Jetzt ist dieses System ins Wanken geraten. Und im Westen geht die Angst vor einem Aufstieg des radikalem Islamismus um. Fakt ist: die Bevölkerung in Ägypten weiß genau, dass das Unrechtsregime von Mubarak sich nur durch die massive Unterstützung des Westens so lange halten konnte.

Ein redliches Bemühen des Westens um Demokratie in Ägypten und im Nahen Osten fand nie statt. Man sah die dortige Bevölkerung nie als gleichwertig an, sondern nur als potentielle Unterstützter des radikalen Islamismus – und das besonders nach dem 11. September. Die Jugend allerdings, die im Iran, in Tunesien und jetzt auch in Ägypten auf die Straße ging, wirkt keineswegs wie blindwütige Islamisten. Die Fernsehbilder zeigen moderne, selbstbewusste junge Menschen. Ihr teilweise offen zur Schau getragenes Misstrauen gegenüber dem Westen ist nichts weiter als eine verständliche Reaktion darauf, jahrzehntelang im Stich gelassen worden zu sein.

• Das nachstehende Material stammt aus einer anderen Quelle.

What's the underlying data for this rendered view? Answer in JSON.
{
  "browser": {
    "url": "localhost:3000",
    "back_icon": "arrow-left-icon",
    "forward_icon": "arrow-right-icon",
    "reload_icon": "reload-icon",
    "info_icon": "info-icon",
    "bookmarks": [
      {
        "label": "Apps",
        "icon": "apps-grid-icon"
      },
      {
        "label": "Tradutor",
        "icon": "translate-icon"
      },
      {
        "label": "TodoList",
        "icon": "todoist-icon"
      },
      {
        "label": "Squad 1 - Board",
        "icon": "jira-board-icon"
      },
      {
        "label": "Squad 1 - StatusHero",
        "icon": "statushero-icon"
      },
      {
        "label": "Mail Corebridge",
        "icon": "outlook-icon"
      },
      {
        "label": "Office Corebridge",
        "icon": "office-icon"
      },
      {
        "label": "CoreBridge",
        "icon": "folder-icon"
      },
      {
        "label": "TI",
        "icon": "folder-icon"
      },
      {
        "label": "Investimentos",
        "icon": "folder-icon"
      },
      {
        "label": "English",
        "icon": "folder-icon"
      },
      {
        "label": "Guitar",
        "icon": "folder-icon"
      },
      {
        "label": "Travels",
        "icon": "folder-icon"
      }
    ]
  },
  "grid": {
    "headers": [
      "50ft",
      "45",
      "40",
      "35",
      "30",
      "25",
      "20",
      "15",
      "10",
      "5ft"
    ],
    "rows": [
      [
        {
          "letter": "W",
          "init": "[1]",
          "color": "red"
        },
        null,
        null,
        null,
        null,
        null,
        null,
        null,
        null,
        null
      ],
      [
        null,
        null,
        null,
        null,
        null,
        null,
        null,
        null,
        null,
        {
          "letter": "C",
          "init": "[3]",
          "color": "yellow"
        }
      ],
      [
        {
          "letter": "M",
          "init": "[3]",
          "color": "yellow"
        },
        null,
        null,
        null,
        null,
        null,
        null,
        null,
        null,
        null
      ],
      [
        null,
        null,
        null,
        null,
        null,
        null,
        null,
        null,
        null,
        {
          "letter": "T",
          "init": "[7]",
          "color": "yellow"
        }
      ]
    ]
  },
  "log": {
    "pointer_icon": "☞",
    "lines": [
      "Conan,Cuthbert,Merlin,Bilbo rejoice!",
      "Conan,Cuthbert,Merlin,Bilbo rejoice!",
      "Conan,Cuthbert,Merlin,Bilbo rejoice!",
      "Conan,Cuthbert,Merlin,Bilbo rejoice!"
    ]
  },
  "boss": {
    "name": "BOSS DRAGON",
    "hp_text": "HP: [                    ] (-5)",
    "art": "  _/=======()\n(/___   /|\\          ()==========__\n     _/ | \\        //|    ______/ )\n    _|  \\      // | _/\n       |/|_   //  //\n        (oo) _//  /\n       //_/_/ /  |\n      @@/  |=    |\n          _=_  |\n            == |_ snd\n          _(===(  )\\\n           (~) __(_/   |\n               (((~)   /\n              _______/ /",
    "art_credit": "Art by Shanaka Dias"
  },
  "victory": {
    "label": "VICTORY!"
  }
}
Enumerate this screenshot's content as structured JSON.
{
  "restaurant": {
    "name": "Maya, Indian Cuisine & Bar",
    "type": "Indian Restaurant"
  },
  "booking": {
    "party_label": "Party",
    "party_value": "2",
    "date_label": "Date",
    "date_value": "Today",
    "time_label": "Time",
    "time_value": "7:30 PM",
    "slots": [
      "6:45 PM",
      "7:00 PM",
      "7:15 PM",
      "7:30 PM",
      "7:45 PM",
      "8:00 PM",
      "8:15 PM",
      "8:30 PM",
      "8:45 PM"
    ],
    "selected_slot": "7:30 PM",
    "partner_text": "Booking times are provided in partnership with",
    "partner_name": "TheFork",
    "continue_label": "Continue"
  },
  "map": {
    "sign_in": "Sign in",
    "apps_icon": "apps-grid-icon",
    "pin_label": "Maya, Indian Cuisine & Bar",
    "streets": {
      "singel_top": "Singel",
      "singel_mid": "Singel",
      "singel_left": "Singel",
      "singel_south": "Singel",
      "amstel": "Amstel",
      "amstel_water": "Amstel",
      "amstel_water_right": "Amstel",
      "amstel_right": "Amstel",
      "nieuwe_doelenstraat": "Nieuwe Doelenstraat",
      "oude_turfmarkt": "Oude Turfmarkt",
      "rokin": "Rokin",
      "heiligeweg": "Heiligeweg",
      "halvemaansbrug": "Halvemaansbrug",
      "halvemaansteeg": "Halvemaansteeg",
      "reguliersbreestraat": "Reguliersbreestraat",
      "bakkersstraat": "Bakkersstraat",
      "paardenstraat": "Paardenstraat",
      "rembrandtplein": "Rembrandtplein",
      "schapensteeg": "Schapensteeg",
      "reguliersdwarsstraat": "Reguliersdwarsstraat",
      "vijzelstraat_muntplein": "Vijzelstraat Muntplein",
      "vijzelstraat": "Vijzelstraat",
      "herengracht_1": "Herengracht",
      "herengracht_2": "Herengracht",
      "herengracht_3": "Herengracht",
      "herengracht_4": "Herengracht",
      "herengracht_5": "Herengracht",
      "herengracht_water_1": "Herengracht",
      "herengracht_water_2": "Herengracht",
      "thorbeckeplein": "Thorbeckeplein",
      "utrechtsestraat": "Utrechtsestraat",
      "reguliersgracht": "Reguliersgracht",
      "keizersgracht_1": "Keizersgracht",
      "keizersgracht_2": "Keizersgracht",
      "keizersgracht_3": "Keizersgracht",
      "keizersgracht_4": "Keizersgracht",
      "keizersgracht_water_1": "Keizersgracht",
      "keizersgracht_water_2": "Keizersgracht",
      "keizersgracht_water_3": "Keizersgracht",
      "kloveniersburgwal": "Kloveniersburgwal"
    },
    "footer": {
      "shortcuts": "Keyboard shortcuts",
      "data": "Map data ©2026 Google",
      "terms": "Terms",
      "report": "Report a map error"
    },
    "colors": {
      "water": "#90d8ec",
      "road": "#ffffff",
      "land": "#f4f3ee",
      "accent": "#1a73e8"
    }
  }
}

Die Nahostpolitik der letzten Jahrzehnte war eine Politik der Angst. Spätestens seit der islamischen Revolution im Iran wollte der Westen – um jeden Preis wie es scheint – eine weitere Ausbreitung des Islamismus verhindern. Ohne sich dabei bewusst zu werden, dass Extremismus oft nur eine Reaktion auf miserable Lebensumstände, mangelnde Bildung und Perspektivlosigkeit ist.

Doch anstelle sich um diese strukturellen Probleme zu kümmern – was durchaus im Bereich des machbaren europäischer und amerikanischer Politik gelegen hätte – hat man es vorgezogen, sich auf Despoten und Waffen zu verlassen. Wohin das führen kann, zeigen auf drastische Weise zwei aktuelle Krisenherde: Irak und Afghanistan. Sowohl die Taliban, als auch Saddam Hussein waren einst willfährige „Stellvertreter“ westlicher Sicherheitsinteressen.

Der Westen hat im Nahen Osten dutzende Chancen verspielt. Nun fürchtet man sich in Ägypten vor einem neuen politischen Scherbenhaufen zu stehen. Weder Amerikaner noch Europäer wagen es, klar Stellung zu beziehen. Zu groß ist die Angst, dass nach der Ära Mubarak ein radikalislamistischer ägyptischer Staat entsteht. Eine wohl irrationale Angst, die die Entwicklungen der letzten Zeit schlichtweg ignoriert. Nicht der Islamismus ist dieser Tage auf den Straßen von Ägypten, sondern der Wunsch nach Freiheit und einem besseren Leben.  Es ist jetzt an der Zeit, wieder Vertrauen aufzubauen und mit offenen Armen auf die junge Generation in Ägypten und in der gesamten arabischen Welt zuzugehen.